Para o povoamento das colônias, que não podia ser deixado apenas por conta da espontaneidade da pilhagem e do saque, o governo francês apoiou várias empresas, a partir da primeira, fundada em 1626 pelo Cardeal de Richelieu (Companhia de São Cristóvão).
Depois do ensaio de colonização com lavradores brancos (normandos e bretões), contratados com a promessa de algumas terras (1627), foram os negros o fator fundamental na economia destas colônias antilhanas.
O governo gaulês fez diversos contratos para a introdução anual de escravos nas Antilhas francesas. Os primeiros escravos africanos foram levados à Martinica no período 1642-1645 e, por volta de 1700 existiam ali 14.566 e 6.725 em Guadalupe, duas possessões que complementavam Santo Domingo (Haiti), que chegou a ser a mais importante.

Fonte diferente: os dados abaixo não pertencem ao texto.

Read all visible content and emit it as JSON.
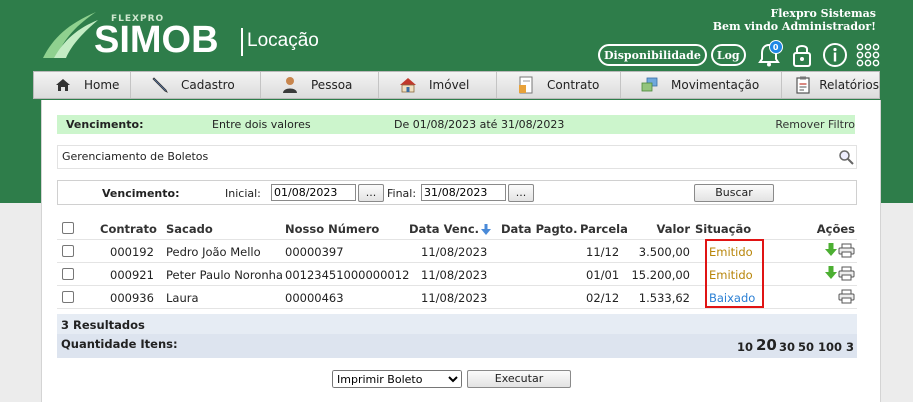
{
  "header": {
    "brand_small": "FLEXPRO",
    "brand_big": "SIMOB",
    "brand_sub": "Locação",
    "company": "Flexpro Sistemas",
    "welcome": "Bem vindo Administrador!",
    "availability_label": "Disponibilidade",
    "log_label": "Log",
    "notification_count": "0"
  },
  "nav": {
    "items": [
      {
        "label": "Home",
        "icon": "home-icon"
      },
      {
        "label": "Cadastro",
        "icon": "pen-icon"
      },
      {
        "label": "Pessoa",
        "icon": "person-icon"
      },
      {
        "label": "Imóvel",
        "icon": "house-icon"
      },
      {
        "label": "Contrato",
        "icon": "contract-icon"
      },
      {
        "label": "Movimentação",
        "icon": "movement-icon"
      },
      {
        "label": "Relatórios",
        "icon": "report-icon"
      }
    ]
  },
  "filter": {
    "label": "Vencimento:",
    "mode": "Entre dois valores",
    "range": "De 01/08/2023 até 31/08/2023",
    "remove": "Remover Filtro"
  },
  "page_title": "Gerenciamento de Boletos",
  "search": {
    "label": "Vencimento:",
    "initial_label": "Inicial:",
    "initial_value": "01/08/2023",
    "final_label": "Final:",
    "final_value": "31/08/2023",
    "picker_label": "...",
    "search_button": "Buscar"
  },
  "table": {
    "headers": {
      "contrato": "Contrato",
      "sacado": "Sacado",
      "nosso_numero": "Nosso Número",
      "data_venc": "Data Venc.",
      "data_pagto": "Data Pagto.",
      "parcela": "Parcela",
      "valor": "Valor",
      "situacao": "Situação",
      "acoes": "Ações"
    },
    "rows": [
      {
        "contrato": "000192",
        "sacado": "Pedro João Mello",
        "nosso_numero": "00000397",
        "data_venc": "11/08/2023",
        "data_pagto": "",
        "parcela": "11/12",
        "valor": "3.500,00",
        "situacao": "Emitido"
      },
      {
        "contrato": "000921",
        "sacado": "Peter Paulo Noronha",
        "nosso_numero": "00123451000000012",
        "data_venc": "11/08/2023",
        "data_pagto": "",
        "parcela": "01/01",
        "valor": "15.200,00",
        "situacao": "Emitido"
      },
      {
        "contrato": "000936",
        "sacado": "Laura",
        "nosso_numero": "00000463",
        "data_venc": "11/08/2023",
        "data_pagto": "",
        "parcela": "02/12",
        "valor": "1.533,62",
        "situacao": "Baixado"
      }
    ],
    "results": "3 Resultados",
    "quantity_label": "Quantidade Itens:",
    "page_sizes": [
      "10",
      "20",
      "30",
      "50",
      "100",
      "3"
    ]
  },
  "actions": {
    "select_value": "Imprimir Boleto",
    "execute_button": "Executar"
  },
  "colors": {
    "brand_green": "#2e7d4a",
    "filter_bg": "#ccf5cc",
    "status_emitido": "#b8860b",
    "status_baixado": "#2a7fd4",
    "highlight": "#e01414"
  }
}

A Martinica empregava seus escravos no cultivo de anil, tabaco, algodão e cacau; tinha 183 engenhos de açúcar e foi durante um tempo a melhor cliente dos negreiros, até que o Haiti passou para o primeiro plano.
A introdução de escravos, na média, chegou anualmente a cerca de 20.000, de 1717 a 1724, na Martinica, Guadalupe e Granada, na época em mãos francesas.

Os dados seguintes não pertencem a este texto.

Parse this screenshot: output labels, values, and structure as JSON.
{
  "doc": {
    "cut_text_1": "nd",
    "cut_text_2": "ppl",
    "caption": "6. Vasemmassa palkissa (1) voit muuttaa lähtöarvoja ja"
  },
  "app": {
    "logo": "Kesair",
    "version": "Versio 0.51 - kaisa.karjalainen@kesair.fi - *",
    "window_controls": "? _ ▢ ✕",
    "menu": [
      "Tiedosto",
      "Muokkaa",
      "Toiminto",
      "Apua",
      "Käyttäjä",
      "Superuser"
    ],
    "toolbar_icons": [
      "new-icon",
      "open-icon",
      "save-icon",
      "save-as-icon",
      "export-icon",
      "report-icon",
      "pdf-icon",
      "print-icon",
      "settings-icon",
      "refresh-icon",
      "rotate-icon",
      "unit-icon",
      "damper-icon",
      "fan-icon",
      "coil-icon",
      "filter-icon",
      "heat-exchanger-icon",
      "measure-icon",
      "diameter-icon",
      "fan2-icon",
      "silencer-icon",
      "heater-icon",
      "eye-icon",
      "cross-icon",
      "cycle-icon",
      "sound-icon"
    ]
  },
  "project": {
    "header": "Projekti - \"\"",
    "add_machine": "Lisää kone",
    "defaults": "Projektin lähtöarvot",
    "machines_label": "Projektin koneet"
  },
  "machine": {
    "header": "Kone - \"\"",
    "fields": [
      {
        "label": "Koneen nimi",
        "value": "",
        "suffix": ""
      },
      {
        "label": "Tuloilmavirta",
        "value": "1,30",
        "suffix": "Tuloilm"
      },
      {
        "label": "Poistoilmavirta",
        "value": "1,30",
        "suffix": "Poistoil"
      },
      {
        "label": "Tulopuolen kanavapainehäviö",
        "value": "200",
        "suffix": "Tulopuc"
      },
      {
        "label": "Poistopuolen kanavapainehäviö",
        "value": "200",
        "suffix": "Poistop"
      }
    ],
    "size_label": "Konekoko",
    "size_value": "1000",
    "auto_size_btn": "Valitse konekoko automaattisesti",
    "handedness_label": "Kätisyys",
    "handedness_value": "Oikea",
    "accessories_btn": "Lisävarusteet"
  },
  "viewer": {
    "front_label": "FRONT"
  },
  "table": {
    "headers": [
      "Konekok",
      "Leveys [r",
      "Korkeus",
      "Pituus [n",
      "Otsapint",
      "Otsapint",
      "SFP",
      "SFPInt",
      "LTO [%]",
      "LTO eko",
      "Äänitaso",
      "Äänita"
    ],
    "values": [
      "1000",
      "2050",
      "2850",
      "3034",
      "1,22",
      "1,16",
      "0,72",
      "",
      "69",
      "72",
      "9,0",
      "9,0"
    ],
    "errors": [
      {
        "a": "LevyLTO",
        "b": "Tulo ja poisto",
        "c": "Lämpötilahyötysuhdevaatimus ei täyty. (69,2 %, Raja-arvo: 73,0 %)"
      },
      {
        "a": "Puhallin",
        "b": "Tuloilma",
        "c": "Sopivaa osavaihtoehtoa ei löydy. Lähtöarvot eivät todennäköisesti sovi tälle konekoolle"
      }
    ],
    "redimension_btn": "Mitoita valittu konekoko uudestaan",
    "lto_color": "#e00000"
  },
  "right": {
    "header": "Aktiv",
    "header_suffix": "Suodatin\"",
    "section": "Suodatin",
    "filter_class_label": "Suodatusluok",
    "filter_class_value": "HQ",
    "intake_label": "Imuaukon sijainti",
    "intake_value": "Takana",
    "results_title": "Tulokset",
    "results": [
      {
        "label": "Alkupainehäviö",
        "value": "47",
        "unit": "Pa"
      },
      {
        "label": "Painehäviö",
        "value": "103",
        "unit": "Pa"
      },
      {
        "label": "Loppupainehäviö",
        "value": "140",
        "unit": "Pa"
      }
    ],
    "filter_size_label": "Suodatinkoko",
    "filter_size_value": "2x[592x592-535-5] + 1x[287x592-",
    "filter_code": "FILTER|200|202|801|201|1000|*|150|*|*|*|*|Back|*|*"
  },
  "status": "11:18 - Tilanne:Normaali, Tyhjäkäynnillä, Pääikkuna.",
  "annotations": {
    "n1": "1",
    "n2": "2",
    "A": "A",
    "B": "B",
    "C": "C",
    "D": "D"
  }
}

Embora a França tenha continuado envolvida em guerras com a Inglaterra que afetaram o desenvolvimento de suas colônias e o tráfico de escravos, a população escrava do Haití situava-se em torno de 140.000, em 1744, e mais de 240.000, em 1774.
Às vésperas da Revolução em Santo Domingo viviam ali 40.000 brancos, 24.000 libertos e 405.000 escravos.
O comércio entre a França e sua principal colônia, em 1789, precisava de 750 grandes navios, tripulados por 80.000 marinheiros, afirma o historiador José Luciano Franco, em sua célebre obra História da Revolução do Haiti.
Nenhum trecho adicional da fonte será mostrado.